Calvin Ahlgren




Shaman’s Haven (Fellowship of Nothingness)

Picture the cloud-hung mountain, shaman’s haven: 
snowy at its peak, and at the base a sunny meadow 
where we wandered so far back in time. Trailing friends 
through summer grasses, slipping past shadow doors 
into a woods, we daubed primary colors in the caves

our hearts became. To paint essential happiness. 
We were learning how to listen, hear 
the deep creeks’ murmur, rumbling the abyss 
we hadn’t even known about. Presuming 
all lives flow one way, assuming we’d prevail, 
 
massage our iffy juncture to full health. Underfoot 
in alders’ half-light, bleached bones peeped out 
from beneath the duff. Decades earlier, a black bear 
came down from the hills to claim a rancher’s steer, 
dragged its carcass to that shady copse to feed.  

I lay the chalk-white, horned & grinning skull among 
grocery sacks, backpacks, bedroll & sloshing cooler. 
Drove it to my garden, hung it on a nail. Much later, 
carried it away again with other pieces from that life 
that broke apart like mushroom spores in leaf litter. 
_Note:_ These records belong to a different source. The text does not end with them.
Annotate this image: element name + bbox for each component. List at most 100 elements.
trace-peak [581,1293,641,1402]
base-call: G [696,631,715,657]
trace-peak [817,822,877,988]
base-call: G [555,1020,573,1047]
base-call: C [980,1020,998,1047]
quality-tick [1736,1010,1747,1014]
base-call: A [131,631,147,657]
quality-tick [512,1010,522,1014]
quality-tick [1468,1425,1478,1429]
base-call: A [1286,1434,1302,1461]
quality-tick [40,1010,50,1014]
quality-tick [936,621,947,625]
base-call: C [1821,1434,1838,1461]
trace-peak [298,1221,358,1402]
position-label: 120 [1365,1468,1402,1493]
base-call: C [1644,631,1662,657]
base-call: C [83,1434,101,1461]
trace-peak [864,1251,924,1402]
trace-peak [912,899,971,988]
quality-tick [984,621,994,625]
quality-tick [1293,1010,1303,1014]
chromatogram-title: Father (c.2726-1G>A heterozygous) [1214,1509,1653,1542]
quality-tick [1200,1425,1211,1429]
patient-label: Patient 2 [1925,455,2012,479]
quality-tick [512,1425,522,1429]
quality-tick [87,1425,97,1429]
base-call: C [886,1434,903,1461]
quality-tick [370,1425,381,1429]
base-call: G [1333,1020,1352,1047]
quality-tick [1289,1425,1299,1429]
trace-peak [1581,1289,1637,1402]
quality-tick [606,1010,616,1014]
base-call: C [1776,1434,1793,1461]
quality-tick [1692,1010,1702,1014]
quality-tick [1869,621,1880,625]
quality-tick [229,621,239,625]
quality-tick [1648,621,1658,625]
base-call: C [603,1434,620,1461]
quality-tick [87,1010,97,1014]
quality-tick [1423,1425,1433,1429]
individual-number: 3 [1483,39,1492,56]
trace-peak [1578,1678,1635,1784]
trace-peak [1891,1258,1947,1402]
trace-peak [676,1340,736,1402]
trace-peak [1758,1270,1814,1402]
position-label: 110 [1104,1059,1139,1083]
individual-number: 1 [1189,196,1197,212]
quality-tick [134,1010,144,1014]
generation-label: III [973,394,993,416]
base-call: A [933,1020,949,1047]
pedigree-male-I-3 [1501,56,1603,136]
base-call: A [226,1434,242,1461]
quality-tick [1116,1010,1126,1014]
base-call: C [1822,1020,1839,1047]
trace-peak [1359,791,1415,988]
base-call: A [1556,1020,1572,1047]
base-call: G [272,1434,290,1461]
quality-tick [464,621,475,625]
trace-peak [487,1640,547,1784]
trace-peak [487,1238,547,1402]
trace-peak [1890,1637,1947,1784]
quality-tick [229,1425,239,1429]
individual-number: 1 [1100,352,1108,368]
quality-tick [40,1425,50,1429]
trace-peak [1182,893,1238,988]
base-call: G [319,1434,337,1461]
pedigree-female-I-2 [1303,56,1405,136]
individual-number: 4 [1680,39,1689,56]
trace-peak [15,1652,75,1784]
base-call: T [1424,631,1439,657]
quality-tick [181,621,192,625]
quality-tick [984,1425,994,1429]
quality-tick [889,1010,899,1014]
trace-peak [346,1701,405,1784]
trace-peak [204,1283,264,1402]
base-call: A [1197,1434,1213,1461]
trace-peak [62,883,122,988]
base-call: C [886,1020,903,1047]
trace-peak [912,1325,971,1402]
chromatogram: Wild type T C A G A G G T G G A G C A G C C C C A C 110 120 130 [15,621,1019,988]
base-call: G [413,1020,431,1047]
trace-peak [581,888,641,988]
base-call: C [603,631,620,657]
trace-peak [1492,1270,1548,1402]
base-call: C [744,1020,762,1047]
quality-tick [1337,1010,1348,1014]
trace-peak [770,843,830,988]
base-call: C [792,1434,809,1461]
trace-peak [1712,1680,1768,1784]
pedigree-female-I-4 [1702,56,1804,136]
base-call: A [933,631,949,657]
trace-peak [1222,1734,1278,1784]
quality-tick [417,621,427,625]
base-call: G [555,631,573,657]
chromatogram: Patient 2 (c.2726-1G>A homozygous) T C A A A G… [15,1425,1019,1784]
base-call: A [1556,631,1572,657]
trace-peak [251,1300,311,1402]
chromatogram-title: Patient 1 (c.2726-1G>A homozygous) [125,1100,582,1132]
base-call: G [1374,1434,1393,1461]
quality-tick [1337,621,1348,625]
The ancient thing of bone still hangs wide-eyed,  
shaded by a shed just paces from my elevated beds, 
sentinel to dissolutions fading in the dry air 
of my midlife. All that brought me to it has resolved 
to other issues, currently. What was important 

stays that way, though smaller in proportion 
to what came next, in clusters of epiphany. 
Time’s falling waters wash away the moment’s urgency—
details of now, simplifying, always grading context— 
moving on toward dissolution and retrieval. 

Once we see how being here on earth contorts, 
blows smoke-runes difficult to hold 
in the blinking, stuttering, firefly mind, 
what fallings & takebacks leave us, here.  
Dry as heel marks of the turning season's 
first raindrops on summer dust, we float away from pain 
back toward the fellowship of nothingness.